Hari Bersalju di Resor Ski

6 2 0
                                    

Resor ski pada saat malam hari memiliki pesona tersendiri. Indah dan misterius yang menarik.

Hamparan putih salju yang luas sangat kontras dengan langit hitam di atasnya. Suasana sedikit berkabut ditembus cahaya lampu-lampu yang menenerangi seluruh lintasan bersalju, memperlihatkan dengan jelas pemandangan lift yang sedang bergerak membawa orang-orang ke ketinggian dan kegiatan orang-orang yang berada di area luas bersalju itu serta deretan pepohonan tak berdaun yang terlihat gelap tanpa penerangan.

Ketika malam hari, suasana di tempat ini lebih dingin dan jarak pandang lebih pendek daripada saat siang hari. Itu akan memberikan sedikit kesulitan, terutama untukku. Aku tidak memiliki masalah dengan penglihatan tapi, aku mudah bermasalah dengan cuaca dingin.
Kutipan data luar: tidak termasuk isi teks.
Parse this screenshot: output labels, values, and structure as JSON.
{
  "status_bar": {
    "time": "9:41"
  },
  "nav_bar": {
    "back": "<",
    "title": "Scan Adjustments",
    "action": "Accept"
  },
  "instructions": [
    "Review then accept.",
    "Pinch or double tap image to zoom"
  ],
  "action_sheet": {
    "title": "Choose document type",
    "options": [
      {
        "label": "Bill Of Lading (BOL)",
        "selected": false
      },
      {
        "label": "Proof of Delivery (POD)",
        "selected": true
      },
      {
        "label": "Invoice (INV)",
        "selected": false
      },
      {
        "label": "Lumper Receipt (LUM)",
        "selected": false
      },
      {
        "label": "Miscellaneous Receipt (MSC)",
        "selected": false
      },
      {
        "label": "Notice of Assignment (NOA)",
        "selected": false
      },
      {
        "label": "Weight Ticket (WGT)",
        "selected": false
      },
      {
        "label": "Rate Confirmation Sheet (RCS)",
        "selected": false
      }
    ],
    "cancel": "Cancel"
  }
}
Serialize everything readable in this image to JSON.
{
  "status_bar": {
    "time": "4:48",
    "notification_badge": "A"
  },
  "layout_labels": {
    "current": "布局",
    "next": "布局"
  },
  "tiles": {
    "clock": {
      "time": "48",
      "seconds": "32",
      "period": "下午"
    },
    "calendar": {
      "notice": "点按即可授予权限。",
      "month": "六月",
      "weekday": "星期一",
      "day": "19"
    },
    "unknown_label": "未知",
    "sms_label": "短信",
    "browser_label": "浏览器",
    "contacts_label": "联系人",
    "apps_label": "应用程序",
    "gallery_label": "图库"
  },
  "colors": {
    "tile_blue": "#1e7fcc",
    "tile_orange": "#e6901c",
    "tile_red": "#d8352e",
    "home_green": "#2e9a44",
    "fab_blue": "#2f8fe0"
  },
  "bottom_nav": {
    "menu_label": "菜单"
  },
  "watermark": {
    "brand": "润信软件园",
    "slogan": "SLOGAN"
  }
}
Bermain ski atau snowboard, apalagi di malam hari, tidak penah kulakukan lagi semenjak terakhir kali aku mengalami demam tinggi setelah belajar bermain ski di usia delapan tahun.

"Huatsyi!" Aku bersin lagi untuk yang kesekian sejak berjalan turun dari lift.

Kuabaikan bersin yang mengganggu. Hari ini akan kulupakan ketidaksenanganku berada di luar pada saat cuaca sedang sangat dingin, karena aku menghargai semua yang telah dilakukan Samudra untuk membantuku.

Aku mengenakan pakaian untuk bermain snowboard yang diberikan Samudra. Ia membawa pakaian dan peralatan untuk bermain ski dan snowboard di dalam bagasi mobilnya. Katanya, pakaian yang dipinjamkan padaku itu diambilnya dari kamar sepupu perempuannya yang sebelumnnya ia tunjukan padaku. Sepertinya Samudra sudah mempersiapkan perjalanan ke resor ski ini bersamaku, walau katanya ini tidak direncanakan karena pada awalnya ia hanya berencana untuk datang sendiri ke tempat ini.

Sambil membawa papan snowboard aku melangkah di sebelah Samudra, berjalan di atas hamparan salju putih.

"Hey! Di sini rupanya." Samudra menghampiri seorang pria yang sedang merekam pemandangan sekitar dengan menggunakan ponselnya.

Pria dengan perawakan wajah Asia dan tubuh yang sedikit lebih rendah daripada Samudra itu tersenyum lebar seraya menurunkan ponsel di tangannya. "Hey, Sam! Apa kabar?"

'Dia bicara menggunakan bahasa Indonesia dan terdengar bagus.'

"Baik," jawab Samudra. "Mana yang lain?"

Pria itu menolehkan kepalanya ke arah sekelompok orang yang berada tak jauh darinya.

"Saaaam!" Salah seorang gadis yang berada di dalam kelompok itu berteriak sembari melambai.

Samudra tersenyum dan membalas lambaiannya. Kemudian ia memalingkan wajah ke arahku. "Kami reuni hari ini," ujarnya. "Seperti yang kubilang tadi, kamu mungkin akan bertemu beberapa temanku di sini."

Aku paham. "Ya."

"Calon istrimu?" Pria yang berdiri di sebelah Samudra itu bertanya.

"Himalaya." Samudra menyebutkan namaku, sama sekali tidak menjawab pertanyaan yang diajukan temannya seolah pertanyaan itu tidak didengarnya. "Dan, Takahashi Kei," ia melanjutkan dengan memperkenalkan nama pria itu kepadaku.

Takahasi Kei. Ayahnya orang Jepang dan ibunya orang Amerika. Pria berjiwa bebas yang menyukai petualangan di alam. Aku mengingat apa yang dikatakan Samudra beberapa saat lalu, tentang identitas temannya yang akan ia kenalkan padaku. Jadi, dialah Takahashi Kei itu?

"Himalaya?"

Dia mungkin orang kesekian yang menganggap nama Himalaya itu cukup unik dijadikan nama orang.

"Takahashi-san, hajimemashite. Himalaya desu," (senang bertemu dengan Anda) aku menyapa sopan dengan anggukan ringan.

"Kochirakoso, hajimemashite." (Senang bertemu dengan Anda juga). Pria itu pun mengangguk ringan dan tersenyum ramah. "Taka," ucapnya kemudian, "Seperti itu saja, seperti teman-temanku yang lain."